Pada masa peralihan ini banyak masalah yang dihadapi oleh remaja, salah satu konflik atau masalah yang dihadapi oleh remaja adalah masalah penyesuaian diri terhadap lingkungan sosialnya yang mulai meluas dan menjadi kompleks. Remaja tidak lagi hanya bergaul di rumah dan di sekolah saja tetapi juga di lingkungan pergaulan yang lainnya dengan orang-orang dewasa di luar lingkungan rumah dan sekolah. Oleh karena itu remaja dituntut untuk mampu membina hubungan yang baru dan lebih matang dengan teman sebayanya, dan berusaha bertingkah laku sosial yang bertanggung jawab. Menurut Jahja (2011:220) masa remaja meruapakan masa antara kanak-kanak dan dewasa dan terjadi proses perkembangan meliputi perubahan-perubahan yang berhubungan dengan perkembangan psikoseksual dan perubahan dalam hubungan dengan orangtua dan cita-cita mereka.

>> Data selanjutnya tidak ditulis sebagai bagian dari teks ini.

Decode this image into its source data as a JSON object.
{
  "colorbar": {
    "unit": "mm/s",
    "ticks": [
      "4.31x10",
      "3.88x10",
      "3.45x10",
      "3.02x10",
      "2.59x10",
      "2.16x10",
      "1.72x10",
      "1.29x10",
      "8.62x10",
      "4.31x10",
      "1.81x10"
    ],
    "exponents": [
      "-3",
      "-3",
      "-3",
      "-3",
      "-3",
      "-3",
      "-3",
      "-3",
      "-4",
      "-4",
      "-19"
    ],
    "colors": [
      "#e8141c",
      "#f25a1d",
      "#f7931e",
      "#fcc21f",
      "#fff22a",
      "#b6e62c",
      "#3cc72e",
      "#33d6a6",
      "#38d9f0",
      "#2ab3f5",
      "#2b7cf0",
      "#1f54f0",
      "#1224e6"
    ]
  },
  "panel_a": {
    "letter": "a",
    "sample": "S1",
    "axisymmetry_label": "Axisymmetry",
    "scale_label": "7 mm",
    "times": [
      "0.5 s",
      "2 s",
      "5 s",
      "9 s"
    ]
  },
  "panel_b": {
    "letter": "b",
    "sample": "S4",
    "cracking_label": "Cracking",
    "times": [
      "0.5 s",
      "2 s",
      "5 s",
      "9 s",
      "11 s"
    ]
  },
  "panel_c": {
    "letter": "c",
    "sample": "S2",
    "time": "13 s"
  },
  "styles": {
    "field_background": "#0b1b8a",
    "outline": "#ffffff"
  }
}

Remaja harus mulai mempersiapkan diri untuk menghadapi berbagai macam individu dan situasi sosial yang berbeda dan selalu berubah-ubah. Remaja dalam menghadapi konflik antara ingin bebas dan mandiri serta perasaan takut kehilangan rasa nyaman yang telah diperolehnya pada masa kanak-kanak. Remaja memerlukan orang yang dapat memberikan rasa aman sebagai pengganti yang hilang dan dorongan kepada rasa bebas yang dirindukannya. Pengganti ini ditemukan dalam kelompok teman, karena remaja dapat saling membantu dalam mempersiapkan diri menuju kemandirian emosional yang bebas, dan dapat pula menyelamatkannya dari pertentangan bathin dan konflik sosial. Dalam kelompok teman sebaya ini remaja mendapat pengaruh yang kuat, hal ini tampak pada perubahan perilaku sebagai salah satu usaha penyesuaiannya. Penerimaan dan penolakan teman sepergaulan menciptakan perilaku dan bentuk-bentuk tingkah laku yang dibawa sampai ke masa dewasa.

Seseorang dikatakan melakukan penyimpangan perilaku apabila orang tersebut telah melanggar dari berbagai aturan-aturan sosial ataupun dari nilai dan norma sosial yang berlaku. Perilaku menyimpang dapat dianggap sebagai sumber masalah kerana dapat membahayakan tegaknya sistem sosial.

Secara umum perilaku menyimpang dapat diartikan sebagai tingkah laku yang melanggar atau bertentangan dengan aturan normatif yang berlaku dalam tatanan sosial masyarakat, dengan kata lain perilaku menyimpang adalah semua tindakan yang menyimpang dari norma yang berlaku dalam sistem sosial dan menimbulakan usaha dari mereka yang berwenang dalam sistem itu untuk memperbaiki perilaku menyimpang.

Konsep perilaku menyimpang dalam penelitian ini adalah tingkah laku yang dinilai menyimpang dari aturan-aturan normatif. Menurut

Soekanto (2006:237) “perilaku menyimpang disebut sebagai salah satu penyakit masyarakat atau penyakit sosial”. Penyakit sosial atau penyakit masyarakat adalah segala bentuk tingkah laku yang dianggap tidak sesuai, melanggar norma-norma umum, adat-istiadat, hukum formal, atau tidak bisa diintegrasikan dalam pola tingkah-laku umum. Disebut sebagai penyakit masyarakat karena gejala sosialnya yang terjadi ditengah masyarakat itu meletus menjadi ”penyakit”. Dapat disebut pula sebagai struktur sosial yang terganggu fungsinya.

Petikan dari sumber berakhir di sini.